My Students Get Inequalities

Jose VilsonResources5 Comments

I just started reading Linda Darling-Hammond’s The Flat World and Education (which should be called A Professorial Whoop-Ass on Equity) while doing laundry when I got to reflecting on my week. This week, most of my struggles came from trying to understand how my personal actions led to some of the triumphs and failures for my students. Things I felt were happening in some of my students’ lives created roadblocks to the journey of my understanding of them. These things were somewhere in the background, humming at me until others revealed it to me in pieces.

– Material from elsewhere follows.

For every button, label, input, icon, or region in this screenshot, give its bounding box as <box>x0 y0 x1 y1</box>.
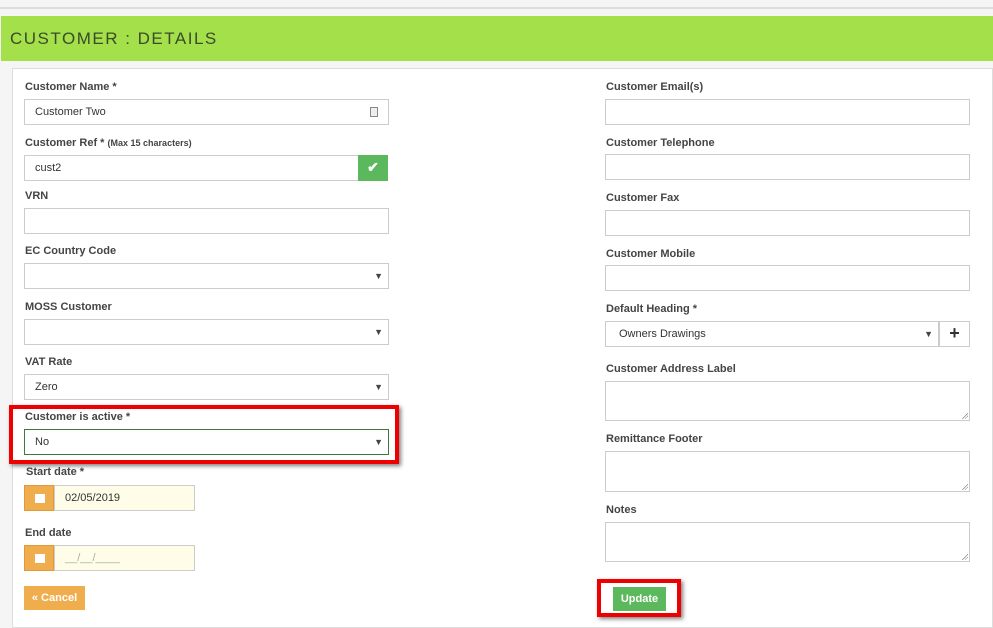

After a visit to my classroom, I asked my fellow teacher to give me feedback on the class. I knew I did well that week, and it showed based on the various tasks I gave to my students. After she gave me some commendations and recommendations, I simply nodded and appreciated the conversation I had with my set of 8th grade math teachers. Usually, our conversations sizzle with math pedagogy and cackles, but today, I decided to share a jewel with my colleagues as the math coach:

“I don’t want to get too deep, but, you know, after all these units, my students know and understand inequalities. They really understand what inequalities are. Now, they have a hard time with the word problems, but they’re pretty good at the other pieces.”


So when some of my students walk in late because they barely slept, because their parents didn’t care enough to give them a solid home, because they can’t see the line between being silly and being misbehaved, then they understand why they’re treated as they are. They see their culture both physically and mentally as deviant since the major society reinforces the majority culture as the one to follow instead of having enough self-confidence to not rely on the ethereal gifts of the present.

Because they can so readily make these type of comparisons, their lack of balance makes inequality a foregone conclusion. Thus, we use symbols that represent “greater than,” “less than,” and, for the more advanced, “not equal.”

Jose, who wants my students to do better with word problems …

Comments 5

  1. In so many instances I truly think our students do get it. While we talk about it sometimes we get it and then on other ocassions we actually GET IT. Today I had a discussion with our head counselor about the number of students that are hanging on with the idea of “If I can just get to school I will be OK.” and yet some of our faculty are unable to relate to that at all. One of the things I tell faulty when I get a chance to talk during inservice at the beginning of the year is simply “Always remember, you just might be the best thing in that child’s ife that day.” Most get it but some just don’t. Thanks for this, always a good reminder about who we actually serve.

    Also, sorry I wasn’t at Educon to meet you in person, but it didn’t take me long to find you and follow along.


  2. They get inequalities. They always have. I taught grades 7-12 in Harlem and Brooklyn, and from my experience, they were waiting for their teachers to look up from grading papers and understand the inequalities, and possibly do something about them.

  3. Post

    Paul and everyone else, thanks for following along in any case.

    Equality, Matt? Perfect. And furthermore, we’ll be good.

    David, I didn’t know about that federal commission. Tell me more.